The rifle is lightweight, yet does not vibrate or recoil very much when it fires. And all of this comes to you with a scope for under $300. Gamo has done very well with this one.
38 thoughts on “Gamo Swarm Fusion 10X Gen II air rifle: Part 4”
From the way you described how you shot this rifle I cannot imagine you finishing the 25 yards test using the various pellets in under 2 hours. I can only imagine how very taxing it would be until it becomes second nature to the owner. Probably would take at least 2 tins worth.
Unless I am missing something,… you started (shot) at 25 yards,… but you refer to 10 meters off and on throughout the report.
Glad you got it to shoot that well at 25 yards.
Thank you! I am so used to writing 10 meters that it just crept in. All target after sight in were shot at 25 yards, as you surmised.
Gamo must have come a long way on their triggers for you to say the C.A.T. trigger is decent. I remember the one on my CFX (shudder). Thank goodness for Charlie Da Tuna. Now if they could just figure out how to deal with that hold sensitivity without adding weight.
After you shot the R10 Match pellets you adjusted up and to the right. Oops, too far. Then you state that you adjusted it two more times to the right to bring it closer to the target. Should they not say left?
Maybe that shooting session took more out of you than you thought. 😉
P.S. I am not a fan of the thumbhole stocks or pistol grips. They are fine for quick, close in shots, but as you point out they can be a bit of a hinderance for very precise shooting. When I was shooting firearms at long ranges I had learned to hold the rifle loosely, touching it as lightly as possible. My mind was focused on the target so I never really felt the recoil anyway.
When I said decent I struggled to come up with a good word. The CAT certainly has no discernable second stage stop, but it’s so light that I can tolerate it and even get used to it. That’s what I meant by the word decent.
I understand, but I am glad that you took your explanation further so others would understand. I keep hoping that one day they will figure out how to make a decent trigger, but I am not holding my breath.
I haven’t shot mine for the last two months, but my notes say that mine like being pulled “snug but not tight” into my shoulder. I believe you said the Sig ASP liked that kind of hold, so I’ve added trying that to my arsenal of things to try when I get new airguns. My Gamo Whisper Fusion also seemed to prefer that hold. Just food for thought, if you ever have reason to get around that gun again.
Sorry, I realized I left out the detail that the other gun was a Whisper Fusion Mach 1.

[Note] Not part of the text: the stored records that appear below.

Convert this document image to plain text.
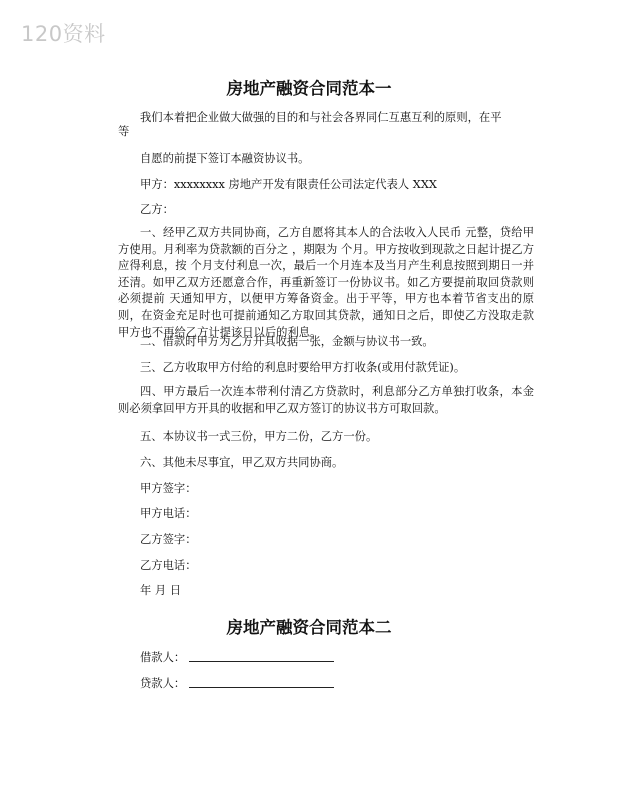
120资料
房地产融资合同范本一
我们本着把企业做大做强的目的和与社会各界同仁互惠互利的原则，在平
等
自愿的前提下签订本融资协议书。
甲方：xxxxxxxx 房地产开发有限责任公司法定代表人 XXX
乙方：
一、经甲乙双方共同协商，乙方自愿将其本人的合法收入人民币 元整，贷给甲方使用。月利率为贷款额的百分之 ，期限为 个月。甲方按收到现款之日起计提乙方应得利息，按 个月支付利息一次，最后一个月连本及当月产生利息按照到期日一并还清。如甲乙双方还愿意合作，再重新签订一份协议书。如乙方要提前取回贷款则必须提前 天通知甲方，以便甲方筹备资金。出于平等，甲方也本着节省支出的原则，在资金充足时也可提前通知乙方取回其贷款，通知日之后，即使乙方没取走款甲方也不再给乙方计提该日以后的利息。
二、借款时甲方为乙方开具收据一张，金额与协议书一致。
三、乙方收取甲方付给的利息时要给甲方打收条(或用付款凭证)。
四、甲方最后一次连本带利付清乙方贷款时，利息部分乙方单独打收条，本金则必须拿回甲方开具的收据和甲乙双方签订的协议书方可取回款。
五、本协议书一式三份，甲方二份，乙方一份。
六、其他未尽事宜，甲乙双方共同协商。
甲方签字：
甲方电话：
乙方签字：
乙方电话：
年 月 日
房地产融资合同范本二
借款人：
贷款人：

My Stoeger ATAC does well at 25 yards using H&N Field Target Trophy pellets 5.5 mm. It demands to be very firmly pulled into my shoulder by my left hand gripping the end of forend. It consistently groups 10 shots under 1″. Any change from this hold or pellet selection causes accuracy to suffer. I do weed out any pellets that measure less than 5.54 mm using a Pelletgage. This hold is not useful for my other springers. I do suggest to anyone struggling to find a best hold to try it. It also helps overcome triggers that are too hard to pull smoothly.
Thanks for the advice!
Almost all my shooting is standing and open sight these days, and I find many guns like when I shoot out of the web of my off hand, between my thumb and forefinger, just ahead of the trigger guard, with my palm facing away. That lets me get my elbow into my hip for stability, and also “free floats” the rest of the gun. I thought I was just weird, till I saw Gunny using the same hold shooting an old lever rifle. So, okay, I’m weird, but not alone on that hold 😉 .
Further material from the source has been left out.